The only other proposal on this year's ballot is the ratification of CliftonLarsonAllen as the company's independent public accounting firm for the fiscal year ending December 31, 2022. This proposal was described in detail in the proxy statement for this meeting. We shall now proceed to vote on these proposals. You are entitled to one vote for each share registered in your name. For the election of directors, the nine nominees receiving the highest vote totals will be elected to serve as directors. The ratification of the appointment of CliftonLarsonAllen must receive the affirmative vote of the majority of shares of common stock present in person or represented by proxy at this annual meeting. Are there any questions on the voting procedure? We will now take any stockholder questions related to today's agenda.

As a reminder, should you wish to submit a question during the meeting, please click on the messaging icon at the top left of your screen. Type your question into the text box and then click the send icon at the right of that text box. Please note that in the interest of all shareholders, we will only address those questions that are pertinent to the business of the meeting. We have not received any questions regarding the business before this meeting, so the question and answer session is now closed. If you have not already done so, we remind you to submit your vote on each matter by clicking the proxy voting link on the left of your screen. Voting is about to be closed. I now declare that the polls are closed on all matters before the stockholders.
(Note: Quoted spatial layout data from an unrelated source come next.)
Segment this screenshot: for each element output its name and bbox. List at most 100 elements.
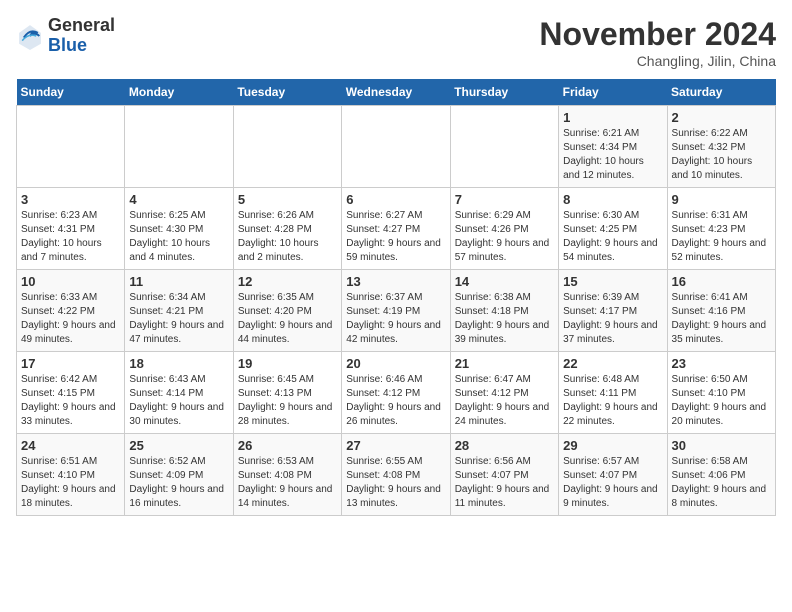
- day-info: Sunrise: 6:33 AM Sunset: 4:22 PM Dayligh…: [21, 291, 120, 347]
- day-info: Sunrise: 6:45 AM Sunset: 4:13 PM Dayligh…: [238, 373, 337, 429]
- day-info: Sunrise: 6:35 AM Sunset: 4:20 PM Dayligh…: [238, 291, 337, 347]
- day-number: 20: [346, 356, 445, 371]
- day-number: 7: [455, 192, 554, 207]
- calendar-cell: 15 Sunrise: 6:39 AM Sunset: 4:17 PM Dayli…: [559, 270, 667, 352]
- day-info: Sunrise: 6:52 AM Sunset: 4:09 PM Dayligh…: [129, 455, 228, 511]
- calendar-cell: 1 Sunrise: 6:21 AM Sunset: 4:34 PM Daylig…: [559, 106, 667, 188]
- day-number: 9: [672, 192, 771, 207]
- calendar-cell: [450, 106, 558, 188]
- calendar-header-row: SundayMondayTuesdayWednesdayThursdayFrid…: [17, 79, 776, 106]
- calendar-cell: 24 Sunrise: 6:51 AM Sunset: 4:10 PM Dayli…: [17, 434, 125, 516]
- day-number: 19: [238, 356, 337, 371]
- calendar-cell: 16Sunrise: 6:41 AM Sunset: 4:16 PM Dayli…: [667, 270, 775, 352]
- day-info: Sunrise: 6:53 AM Sunset: 4:08 PM Dayligh…: [238, 455, 337, 511]
- day-info: Sunrise: 6:37 AM Sunset: 4:19 PM Dayligh…: [346, 291, 445, 347]
- day-number: 1: [563, 110, 662, 125]
- day-info: Sunrise: 6:27 AM Sunset: 4:27 PM Dayligh…: [346, 209, 445, 265]
- calendar-cell: 6 Sunrise: 6:27 AM Sunset: 4:27 PM Daylig…: [342, 188, 450, 270]
- calendar-cell: 28 Sunrise: 6:56 AM Sunset: 4:07 PM Dayli…: [450, 434, 558, 516]
- logo-text: General Blue: [48, 16, 115, 56]
- column-header-monday: Monday: [125, 79, 233, 106]
- calendar-cell: 4 Sunrise: 6:25 AM Sunset: 4:30 PM Daylig…: [125, 188, 233, 270]
- calendar-cell: [125, 106, 233, 188]
- day-info: Sunrise: 6:56 AM Sunset: 4:07 PM Dayligh…: [455, 455, 554, 511]
- calendar-cell: 25Sunrise: 6:52 AM Sunset: 4:09 PM Dayli…: [125, 434, 233, 516]
- day-info: Sunrise: 6:39 AM Sunset: 4:17 PM Dayligh…: [563, 291, 662, 347]
- day-number: 3: [21, 192, 120, 207]
- day-number: 2: [672, 110, 771, 125]
- day-number: 16: [672, 274, 771, 289]
- logo: General Blue: [16, 16, 115, 56]
- logo-blue: Blue: [48, 36, 115, 56]
- page-header: General Blue November 2024 Changling, Ji…: [16, 16, 776, 69]
- day-number: 17: [21, 356, 120, 371]
- day-number: 26: [238, 438, 337, 453]
- day-number: 11: [129, 274, 228, 289]
- day-info: Sunrise: 6:47 AM Sunset: 4:12 PM Dayligh…: [455, 373, 554, 429]
- day-number: 22: [563, 356, 662, 371]
- day-info: Sunrise: 6:58 AM Sunset: 4:06 PM Dayligh…: [672, 455, 771, 511]
- day-number: 29: [563, 438, 662, 453]
- day-info: Sunrise: 6:48 AM Sunset: 4:11 PM Dayligh…: [563, 373, 662, 429]
- week-row-2: 3Sunrise: 6:23 AM Sunset: 4:31 PM Daylig…: [17, 188, 776, 270]
- calendar-cell: 19 Sunrise: 6:45 AM Sunset: 4:13 PM Dayli…: [233, 352, 341, 434]
- day-number: 6: [346, 192, 445, 207]
- day-number: 23: [672, 356, 771, 371]
- day-info: Sunrise: 6:31 AM Sunset: 4:23 PM Dayligh…: [672, 209, 771, 265]
- calendar-cell: 21 Sunrise: 6:47 AM Sunset: 4:12 PM Dayli…: [450, 352, 558, 434]
- column-header-friday: Friday: [559, 79, 667, 106]
- day-number: 4: [129, 192, 228, 207]
- day-number: 10: [21, 274, 120, 289]
- calendar-cell: 9 Sunrise: 6:31 AM Sunset: 4:23 PM Daylig…: [667, 188, 775, 270]
- column-header-sunday: Sunday: [17, 79, 125, 106]
- calendar-cell: 13 Sunrise: 6:37 AM Sunset: 4:19 PM Dayli…: [342, 270, 450, 352]
- day-number: 12: [238, 274, 337, 289]
- calendar-table: SundayMondayTuesdayWednesdayThursdayFrid…: [16, 79, 776, 516]
- day-number: 5: [238, 192, 337, 207]
- calendar-cell: 3Sunrise: 6:23 AM Sunset: 4:31 PM Daylig…: [17, 188, 125, 270]
- week-row-1: 1 Sunrise: 6:21 AM Sunset: 4:34 PM Daylig…: [17, 106, 776, 188]
- day-info: Sunrise: 6:21 AM Sunset: 4:34 PM Dayligh…: [563, 127, 662, 183]
- day-number: 13: [346, 274, 445, 289]
- calendar-cell: 11 Sunrise: 6:34 AM Sunset: 4:21 PM Dayli…: [125, 270, 233, 352]
- calendar-cell: 10 Sunrise: 6:33 AM Sunset: 4:22 PM Dayli…: [17, 270, 125, 352]
- day-info: Sunrise: 6:55 AM Sunset: 4:08 PM Dayligh…: [346, 455, 445, 511]
- calendar-cell: 14 Sunrise: 6:38 AM Sunset: 4:18 PM Dayli…: [450, 270, 558, 352]
- location-subtitle: Changling, Jilin, China: [539, 53, 776, 69]
- calendar-cell: 5 Sunrise: 6:26 AM Sunset: 4:28 PM Daylig…: [233, 188, 341, 270]
- calendar-cell: 8 Sunrise: 6:30 AM Sunset: 4:25 PM Daylig…: [559, 188, 667, 270]
- day-number: 28: [455, 438, 554, 453]
- calendar-cell: [17, 106, 125, 188]
- day-info: Sunrise: 6:34 AM Sunset: 4:21 PM Dayligh…: [129, 291, 228, 347]
- day-number: 30: [672, 438, 771, 453]
- day-info: Sunrise: 6:46 AM Sunset: 4:12 PM Dayligh…: [346, 373, 445, 429]
- day-number: 14: [455, 274, 554, 289]
- calendar-cell: 18Sunrise: 6:43 AM Sunset: 4:14 PM Dayli…: [125, 352, 233, 434]
- day-info: Sunrise: 6:22 AM Sunset: 4:32 PM Dayligh…: [672, 127, 771, 183]
- day-info: Sunrise: 6:38 AM Sunset: 4:18 PM Dayligh…: [455, 291, 554, 347]
- calendar-cell: 26 Sunrise: 6:53 AM Sunset: 4:08 PM Dayli…: [233, 434, 341, 516]
- day-info: Sunrise: 6:50 AM Sunset: 4:10 PM Dayligh…: [672, 373, 771, 429]
- logo-general: General: [48, 16, 115, 36]
- calendar-cell: 27 Sunrise: 6:55 AM Sunset: 4:08 PM Dayli…: [342, 434, 450, 516]
- calendar-cell: 29 Sunrise: 6:57 AM Sunset: 4:07 PM Dayli…: [559, 434, 667, 516]
- week-row-3: 10 Sunrise: 6:33 AM Sunset: 4:22 PM Dayli…: [17, 270, 776, 352]
- day-info: Sunrise: 6:29 AM Sunset: 4:26 PM Dayligh…: [455, 209, 554, 265]
- day-info: Sunrise: 6:51 AM Sunset: 4:10 PM Dayligh…: [21, 455, 120, 511]
- calendar-cell: [342, 106, 450, 188]
- month-title: November 2024: [539, 16, 776, 53]
- day-number: 21: [455, 356, 554, 371]
- day-info: Sunrise: 6:57 AM Sunset: 4:07 PM Dayligh…: [563, 455, 662, 511]
- calendar-cell: 30 Sunrise: 6:58 AM Sunset: 4:06 PM Dayli…: [667, 434, 775, 516]
- day-number: 18: [129, 356, 228, 371]
- day-number: 15: [563, 274, 662, 289]
- day-info: Sunrise: 6:30 AM Sunset: 4:25 PM Dayligh…: [563, 209, 662, 265]
- day-info: Sunrise: 6:25 AM Sunset: 4:30 PM Dayligh…: [129, 209, 228, 265]
- day-number: 27: [346, 438, 445, 453]
- day-info: Sunrise: 6:42 AM Sunset: 4:15 PM Dayligh…: [21, 373, 120, 429]
- day-info: Sunrise: 6:26 AM Sunset: 4:28 PM Dayligh…: [238, 209, 337, 265]
- day-number: 24: [21, 438, 120, 453]
- calendar-cell: 2 Sunrise: 6:22 AM Sunset: 4:32 PM Daylig…: [667, 106, 775, 188]
- logo-icon: [16, 22, 44, 50]
- day-number: 8: [563, 192, 662, 207]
That concludes the voting on the proposals to be considered at this meeting. The votes have been tallied by the inspector and the results of the votes are as follows. Each of the nominees for director received a plurality of the votes cast. Accordingly, each has been elected as a director of the company. The ratification of the appointment of CliftonLarsonAllen as independent public accounting firm for the company received the affirmative votes of the majority of shares of common stock.

Accordingly, the appointment of CliftonLarsonAllen LLP as the independent public accounting firm for the company for the fiscal year ending December 31, 2022 is ratified. The inspector is directed to submit a certificate of inspector of election to be filed with the Secretary for insertion in the company's minute book, together with the minutes of this meeting. That completes the items on the agenda, and I declare that this meeting is adjourned. Thank you very much, ladies and gentlemen, for attending our virtual annual meeting.